So my thoughts are that if I would add something that can split the url-range into 5 and then give each of 5 chromedriver instances their own split of the url-range to handle it would make scraping much faster. And thats my biggest question. But maybe then its better if each chromedriver had their own csv file, or I would need to add something that pools all the scraping in one file? Im really at a loss here and I'm already pushing my skill level. I am eternally grateful for any concrete help on at least how to get multithreading working. Thank you!
from selenium.webdriver.support.ui import WebDriverWait
from selenium.webdriver.common.by import By
from selenium.webdriver.support import expected_conditions as EC
from selenium.common.exceptions import TimeoutException
from selenium import webdriver
from selenium.webdriver.chrome.options import Options
import time
import csv
path_to_file = "test1.csv"
csvFile = open(path_to_file, 'a', encoding="utf-8", newline='')

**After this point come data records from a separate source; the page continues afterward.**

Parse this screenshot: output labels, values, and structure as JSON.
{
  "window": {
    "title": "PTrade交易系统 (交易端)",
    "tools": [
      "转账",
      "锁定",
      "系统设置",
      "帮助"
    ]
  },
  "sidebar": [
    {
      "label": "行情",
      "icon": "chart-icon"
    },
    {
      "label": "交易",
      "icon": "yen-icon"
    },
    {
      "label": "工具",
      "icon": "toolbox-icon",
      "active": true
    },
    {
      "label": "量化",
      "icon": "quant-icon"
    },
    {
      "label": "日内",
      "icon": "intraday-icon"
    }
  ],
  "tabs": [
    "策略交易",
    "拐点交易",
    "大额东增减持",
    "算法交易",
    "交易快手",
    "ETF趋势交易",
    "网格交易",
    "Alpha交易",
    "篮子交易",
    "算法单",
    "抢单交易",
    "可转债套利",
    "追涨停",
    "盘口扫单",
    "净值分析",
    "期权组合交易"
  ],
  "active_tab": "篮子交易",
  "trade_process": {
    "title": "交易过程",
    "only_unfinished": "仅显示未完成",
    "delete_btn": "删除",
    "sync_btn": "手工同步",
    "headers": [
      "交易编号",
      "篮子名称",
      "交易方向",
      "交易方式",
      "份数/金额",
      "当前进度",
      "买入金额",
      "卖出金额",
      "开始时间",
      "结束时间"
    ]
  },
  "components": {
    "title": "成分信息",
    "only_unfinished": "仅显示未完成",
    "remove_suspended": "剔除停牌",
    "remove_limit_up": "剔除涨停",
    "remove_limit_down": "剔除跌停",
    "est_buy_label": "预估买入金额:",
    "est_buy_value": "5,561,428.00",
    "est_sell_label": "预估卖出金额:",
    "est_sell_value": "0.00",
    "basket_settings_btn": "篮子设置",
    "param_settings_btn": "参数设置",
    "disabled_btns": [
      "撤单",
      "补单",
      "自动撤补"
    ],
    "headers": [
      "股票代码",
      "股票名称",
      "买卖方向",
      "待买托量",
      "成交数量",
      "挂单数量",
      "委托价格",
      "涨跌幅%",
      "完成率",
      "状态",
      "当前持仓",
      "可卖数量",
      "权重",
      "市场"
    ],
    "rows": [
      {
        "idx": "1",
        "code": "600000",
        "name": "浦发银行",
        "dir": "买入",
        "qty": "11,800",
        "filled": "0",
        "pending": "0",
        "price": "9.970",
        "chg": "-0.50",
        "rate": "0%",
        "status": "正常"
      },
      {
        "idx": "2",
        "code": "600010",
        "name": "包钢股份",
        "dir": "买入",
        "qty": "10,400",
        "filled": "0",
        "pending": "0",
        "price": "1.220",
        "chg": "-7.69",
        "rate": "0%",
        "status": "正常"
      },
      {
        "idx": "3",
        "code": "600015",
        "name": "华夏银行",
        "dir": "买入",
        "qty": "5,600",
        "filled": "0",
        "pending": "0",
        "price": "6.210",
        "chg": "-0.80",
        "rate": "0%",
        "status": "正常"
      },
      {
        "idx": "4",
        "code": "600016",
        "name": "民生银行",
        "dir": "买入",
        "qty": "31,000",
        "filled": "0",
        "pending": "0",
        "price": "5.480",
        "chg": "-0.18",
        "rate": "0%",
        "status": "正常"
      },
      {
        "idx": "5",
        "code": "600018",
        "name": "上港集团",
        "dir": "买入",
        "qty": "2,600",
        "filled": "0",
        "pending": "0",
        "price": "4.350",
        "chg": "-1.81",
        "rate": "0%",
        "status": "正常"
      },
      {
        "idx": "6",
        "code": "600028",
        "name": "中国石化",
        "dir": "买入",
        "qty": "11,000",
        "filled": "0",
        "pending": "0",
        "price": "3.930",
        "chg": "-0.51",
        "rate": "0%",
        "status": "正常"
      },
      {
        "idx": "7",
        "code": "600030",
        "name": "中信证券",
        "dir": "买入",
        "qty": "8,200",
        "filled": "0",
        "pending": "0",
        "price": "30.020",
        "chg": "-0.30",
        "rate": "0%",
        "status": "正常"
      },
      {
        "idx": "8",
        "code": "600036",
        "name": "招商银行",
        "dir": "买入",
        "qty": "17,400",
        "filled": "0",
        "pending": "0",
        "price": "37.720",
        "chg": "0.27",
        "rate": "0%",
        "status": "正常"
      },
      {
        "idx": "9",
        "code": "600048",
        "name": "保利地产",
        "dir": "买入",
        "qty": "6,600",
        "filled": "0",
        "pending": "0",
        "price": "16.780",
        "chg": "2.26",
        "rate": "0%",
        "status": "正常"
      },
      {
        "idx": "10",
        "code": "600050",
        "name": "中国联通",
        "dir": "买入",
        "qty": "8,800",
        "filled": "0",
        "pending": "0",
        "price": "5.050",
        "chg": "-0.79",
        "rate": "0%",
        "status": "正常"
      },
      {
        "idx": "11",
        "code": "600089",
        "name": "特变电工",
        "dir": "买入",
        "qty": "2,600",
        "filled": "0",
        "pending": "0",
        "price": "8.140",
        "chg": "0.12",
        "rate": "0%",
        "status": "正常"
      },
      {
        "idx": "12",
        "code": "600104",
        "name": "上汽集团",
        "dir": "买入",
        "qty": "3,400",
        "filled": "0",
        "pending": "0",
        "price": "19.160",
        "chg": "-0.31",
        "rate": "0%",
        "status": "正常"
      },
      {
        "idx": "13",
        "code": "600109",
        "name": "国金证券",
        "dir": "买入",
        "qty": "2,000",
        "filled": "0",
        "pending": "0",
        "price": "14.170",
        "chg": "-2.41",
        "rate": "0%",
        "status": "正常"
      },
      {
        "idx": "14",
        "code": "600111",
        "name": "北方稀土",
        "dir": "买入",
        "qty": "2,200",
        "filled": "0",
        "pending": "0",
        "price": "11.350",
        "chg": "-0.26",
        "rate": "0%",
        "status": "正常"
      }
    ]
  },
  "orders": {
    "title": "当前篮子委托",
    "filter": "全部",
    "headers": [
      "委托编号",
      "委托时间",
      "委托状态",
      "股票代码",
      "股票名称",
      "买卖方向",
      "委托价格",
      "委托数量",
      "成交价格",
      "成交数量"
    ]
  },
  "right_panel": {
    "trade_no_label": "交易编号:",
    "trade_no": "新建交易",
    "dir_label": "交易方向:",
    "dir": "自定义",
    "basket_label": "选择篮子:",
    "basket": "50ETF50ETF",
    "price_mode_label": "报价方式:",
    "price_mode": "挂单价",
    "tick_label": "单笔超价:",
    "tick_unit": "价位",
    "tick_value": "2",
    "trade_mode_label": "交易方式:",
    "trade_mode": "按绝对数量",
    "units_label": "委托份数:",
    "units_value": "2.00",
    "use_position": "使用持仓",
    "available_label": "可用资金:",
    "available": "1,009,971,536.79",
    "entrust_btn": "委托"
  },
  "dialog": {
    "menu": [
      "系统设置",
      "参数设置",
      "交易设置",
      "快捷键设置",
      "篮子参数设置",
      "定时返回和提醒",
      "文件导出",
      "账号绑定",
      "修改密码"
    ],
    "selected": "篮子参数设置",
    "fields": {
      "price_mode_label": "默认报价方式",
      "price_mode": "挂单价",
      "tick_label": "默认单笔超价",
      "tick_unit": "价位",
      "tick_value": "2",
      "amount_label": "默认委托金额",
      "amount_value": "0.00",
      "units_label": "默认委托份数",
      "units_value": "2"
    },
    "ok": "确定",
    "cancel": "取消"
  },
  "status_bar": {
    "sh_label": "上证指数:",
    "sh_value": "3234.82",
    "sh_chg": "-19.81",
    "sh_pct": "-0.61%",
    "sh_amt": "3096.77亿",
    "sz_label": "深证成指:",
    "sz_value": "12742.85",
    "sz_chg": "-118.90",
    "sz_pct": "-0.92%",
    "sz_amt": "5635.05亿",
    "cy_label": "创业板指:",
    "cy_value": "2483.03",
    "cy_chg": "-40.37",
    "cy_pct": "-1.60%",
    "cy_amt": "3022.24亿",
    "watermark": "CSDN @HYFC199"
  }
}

csvWriter = csv.writer(csvFile)
options = webdriver.ChromeOptions()
driver = webdriver.Chrome(options=options)
header_added = False
time.sleep(3)
for i in range(1,153512):
print(f"https://www.ancestry.com/discoveryui-content/view/{i}:61965")
driver.get(f"https://www.ancestry.com/discoveryui-content/view/{i}:61965")
try:
Name = driver.find_element(By.XPATH,"//table[@id='recordServiceData']//tr[contains(.,'Name:')]").text.replace("Name:", "")
except:
Name =''
csvWriter.writerow([i, Name])
print(Name)